The nightmare of the totally reified society arises from the experience of interacting in these systemically integrated domains and wondering what prevents the extension of this mode of integration to all of society. The answer, however, is straightforward. Instrumental action cannot produce a self-sustaining order; left to its own devices, it produces mere chaos. The incentive system that sustains the integrity of these systems of instrumental action must therefore remain “anchored” in the commitments undertaken in communicative action. If the system expands beyond its proper boundaries, so that it begins to impinge upon these communicative systems, it generates a set of pathological consequences (which Habermas described, for reasons that need not detain us, as “the colonization of the lifeworld”). As a result, no matter how extensive and complex these systems may become, they can never escape from the communicative obligation to justify the social order.

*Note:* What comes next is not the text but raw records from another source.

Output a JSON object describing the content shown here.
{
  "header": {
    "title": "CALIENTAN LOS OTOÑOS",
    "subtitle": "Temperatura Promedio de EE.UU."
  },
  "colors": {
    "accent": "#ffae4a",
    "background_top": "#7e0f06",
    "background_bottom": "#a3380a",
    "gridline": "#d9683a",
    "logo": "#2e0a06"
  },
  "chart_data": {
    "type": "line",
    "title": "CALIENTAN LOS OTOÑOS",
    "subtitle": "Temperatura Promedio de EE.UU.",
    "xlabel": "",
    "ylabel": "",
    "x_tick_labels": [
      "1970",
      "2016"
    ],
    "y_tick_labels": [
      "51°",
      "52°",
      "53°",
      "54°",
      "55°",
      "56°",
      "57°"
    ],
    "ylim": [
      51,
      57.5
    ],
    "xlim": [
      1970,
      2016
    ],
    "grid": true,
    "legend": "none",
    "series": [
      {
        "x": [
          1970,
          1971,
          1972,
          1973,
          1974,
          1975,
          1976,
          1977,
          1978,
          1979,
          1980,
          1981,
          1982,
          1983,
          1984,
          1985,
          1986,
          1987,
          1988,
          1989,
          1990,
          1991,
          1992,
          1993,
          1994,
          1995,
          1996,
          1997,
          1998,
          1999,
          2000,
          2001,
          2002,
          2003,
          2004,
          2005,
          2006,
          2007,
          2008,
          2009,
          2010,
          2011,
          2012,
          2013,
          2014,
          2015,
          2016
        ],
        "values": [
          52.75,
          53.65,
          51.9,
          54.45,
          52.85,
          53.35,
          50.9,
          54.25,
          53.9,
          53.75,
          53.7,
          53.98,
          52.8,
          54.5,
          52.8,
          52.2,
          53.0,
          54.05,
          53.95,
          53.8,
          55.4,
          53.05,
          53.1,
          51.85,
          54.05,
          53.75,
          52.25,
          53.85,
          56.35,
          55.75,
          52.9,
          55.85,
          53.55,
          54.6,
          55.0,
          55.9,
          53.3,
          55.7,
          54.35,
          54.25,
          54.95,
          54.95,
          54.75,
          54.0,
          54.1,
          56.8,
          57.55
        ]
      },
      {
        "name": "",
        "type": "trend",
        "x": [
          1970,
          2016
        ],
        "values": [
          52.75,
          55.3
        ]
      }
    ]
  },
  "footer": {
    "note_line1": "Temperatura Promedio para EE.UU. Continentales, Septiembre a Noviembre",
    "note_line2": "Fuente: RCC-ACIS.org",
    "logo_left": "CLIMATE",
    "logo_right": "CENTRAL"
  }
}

Habermas’ views on democracy, which many have identified as his singular contribution, are downstream from this model of the relationship between communicative and instrumental action. Although much has been said on this point, it is perhaps worth noting that Habermas was more of a realist on these issues than he is typically portrayed as being. That is because he viewed the state as a relatively self-contained bureaucratic system, populated by individuals who respond only to a narrow range of incentives. He saw democracy primarily as a mechanism for translating everyday arguments into incentives that could influence—not control, but merely influence—the behavior of this system.
Finally, it should be noted that despite the extraordinary ambition of his core philosophical project, Habermas was more of a syncretic than systematic thinker. Rather than working out, step by step, his own position, he had a habit of presenting the views of others, then showing how they could fit together to solve some problem. This creates formidable difficulties for students and interpreters. The number of other things that one must understand in order to understand Habermas probably constitutes the most important threat to his legacy.

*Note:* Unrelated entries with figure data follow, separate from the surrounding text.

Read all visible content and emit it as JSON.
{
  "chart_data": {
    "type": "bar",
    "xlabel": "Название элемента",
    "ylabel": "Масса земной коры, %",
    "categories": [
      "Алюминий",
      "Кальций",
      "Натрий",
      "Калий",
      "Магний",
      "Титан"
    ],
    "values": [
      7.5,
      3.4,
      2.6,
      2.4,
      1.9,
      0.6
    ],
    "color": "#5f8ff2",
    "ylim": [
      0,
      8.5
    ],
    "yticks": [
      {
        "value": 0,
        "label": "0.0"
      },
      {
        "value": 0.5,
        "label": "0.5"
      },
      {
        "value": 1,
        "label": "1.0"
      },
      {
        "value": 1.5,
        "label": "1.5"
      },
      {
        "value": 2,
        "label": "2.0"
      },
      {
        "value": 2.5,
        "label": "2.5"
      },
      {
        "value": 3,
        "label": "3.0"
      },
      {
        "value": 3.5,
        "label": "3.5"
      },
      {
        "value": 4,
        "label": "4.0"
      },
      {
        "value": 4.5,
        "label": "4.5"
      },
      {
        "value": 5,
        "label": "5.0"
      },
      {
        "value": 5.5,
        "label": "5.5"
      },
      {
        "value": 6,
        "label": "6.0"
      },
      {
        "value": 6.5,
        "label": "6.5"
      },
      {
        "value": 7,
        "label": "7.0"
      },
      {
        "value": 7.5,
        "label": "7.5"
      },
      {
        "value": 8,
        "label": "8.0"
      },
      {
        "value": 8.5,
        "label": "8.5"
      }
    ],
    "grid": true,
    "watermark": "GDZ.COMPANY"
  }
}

I have tried to describe, in general terms, the stakes of Habermas’ project, in order to explain why the investment of time and energy that it requires remains worthwhile. I have also tried to explain, more indirectly, why his death this month has been marked by so many as the end of an era. He was truly one of the giants of 20th century philosophy. By comparison, contemporary political theory seems almost listless, uninterested in confronting the most fundamental, most urgent problems of the modern age.
Joseph Heath is a professor in the Department of Philosophy at the University of Toronto, and the author of several books, including Communicative Action and Rational Choice.